Az önce gizli servisten aradılar. Acil bir toplanma alarmı. Önem derecesi kırmızıydı. Bu da yetkili personelin elinde ne iş olursa olsun mutlaka en kısa sürede kubbede olması gerektiği anlamına geliyordu. Daha yeni işten eve dönmüştüm ve yapılacak bir sürü işi bugüne ertelemiştim. Ama durum mazeret dinlemiyordu. Hele ki sorun mikroçip kırıcılığı üzerine olunca.
Merkezdeki kubbeye yol alan manyetik yeraltı treni boş sayılırdı. Düzenli bir şekilde sıralanan yeraltı lambalarını hızla akıyordu. Dalmıştım. Aklıma mikroçipler geldi. Bizim kuşak için artık olağan bir teknolojiydi. Hatta bizden önceki nesil ilkin yadırgasa da sonradan çok hızlı bir değişim ve dönüşüm geçirerek alıştı.
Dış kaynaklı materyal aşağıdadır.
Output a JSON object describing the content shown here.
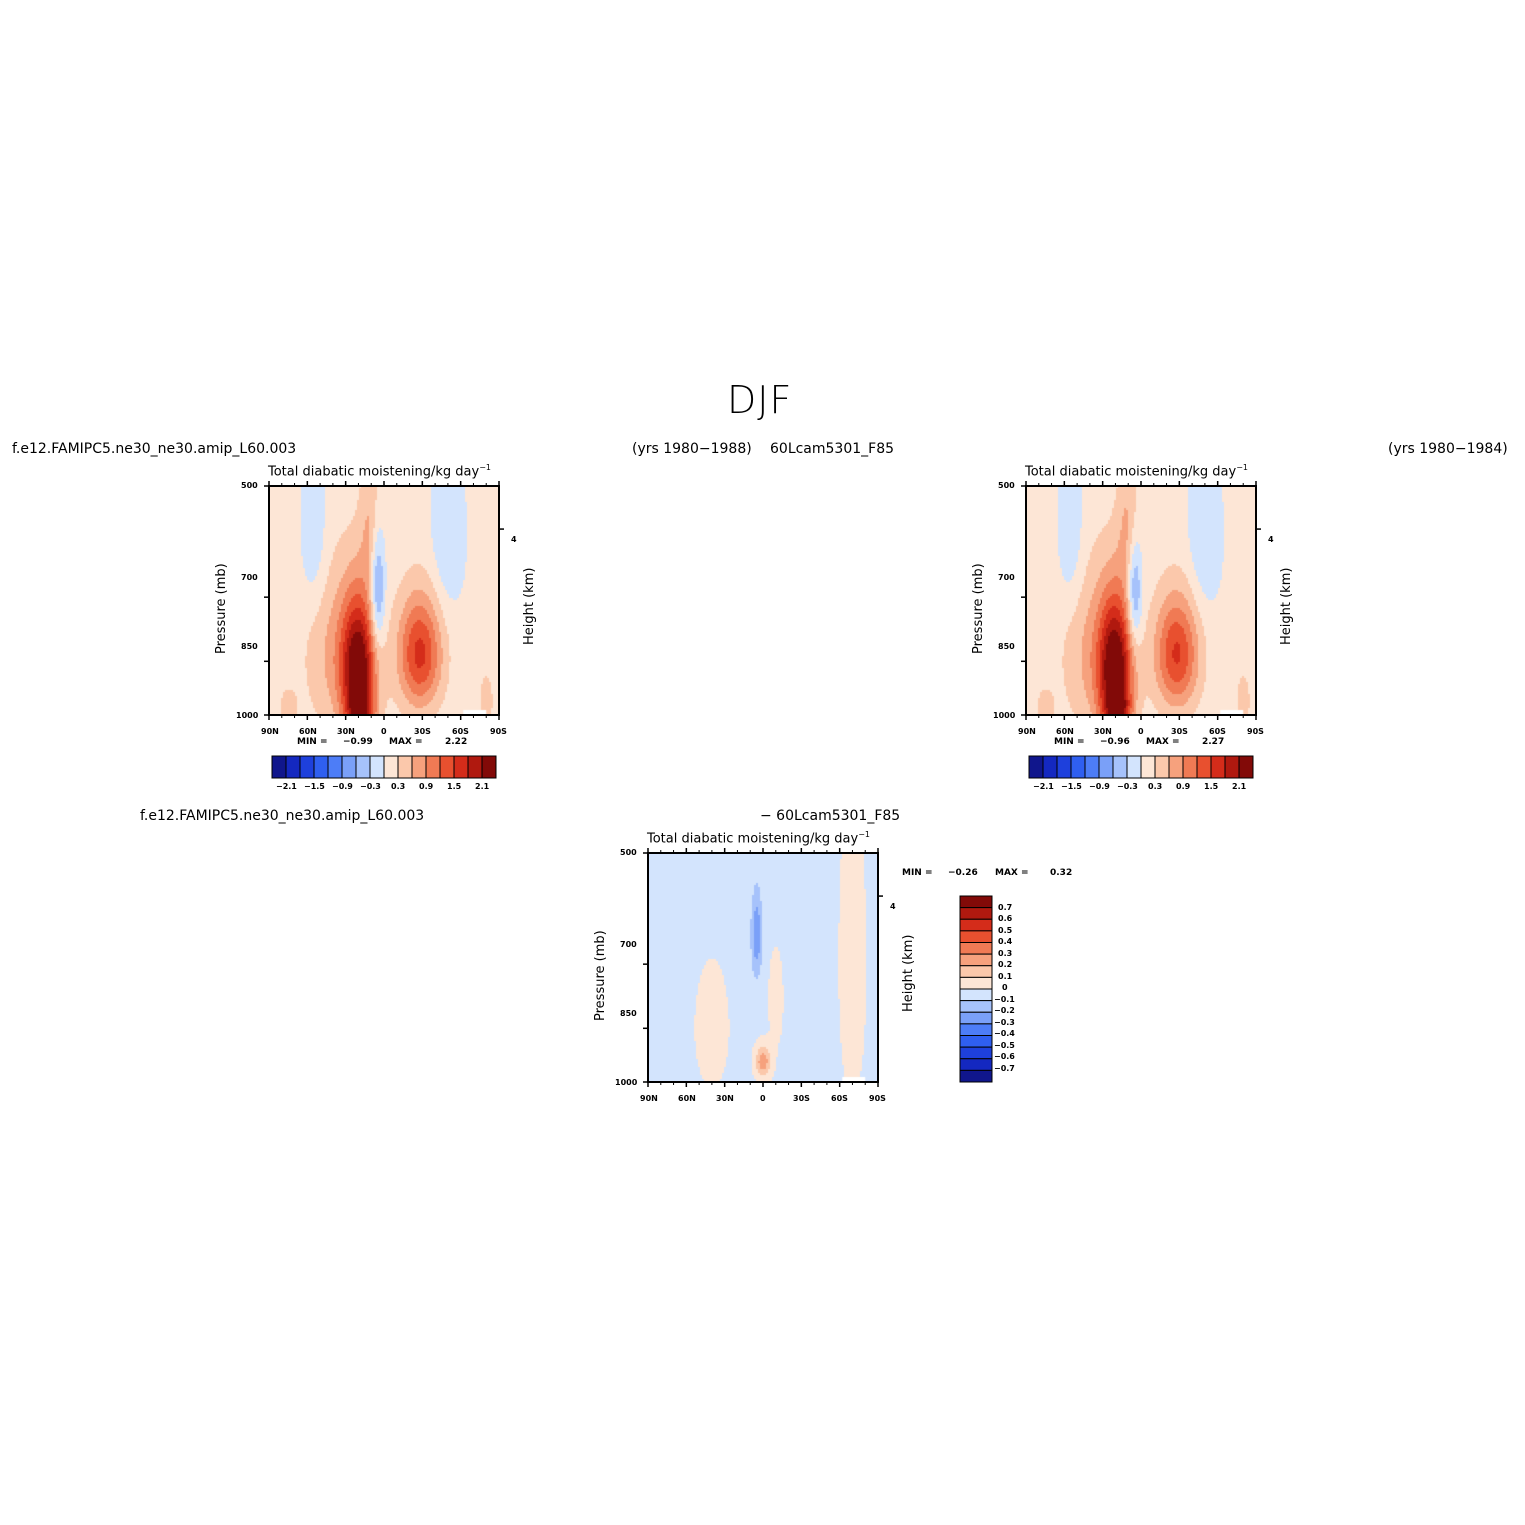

Annemi hatırlıyorum da öyle bir benimsemişti ki vücut içi mikroçip teknolojisini. Hatta zorla mikroçip paylaşımımı açıp birçok değerimi anbean takip etmeye başlamıştı. Artık sosyal medyada zaman geçirir gibi mikroçip değerlerimi izliyordu. Tabii sonuçlardan nasibimi alıyordum. Her an gözlük bilgisine mesajlar yağıyordu. Şu hastalık çıkmak üzere, şu değerlerin çok yüksek, hâlâ vücut kontrolünü yaptırmadın mı gibi bir sürü soru ve şikâyetin muhatabı oluyordum.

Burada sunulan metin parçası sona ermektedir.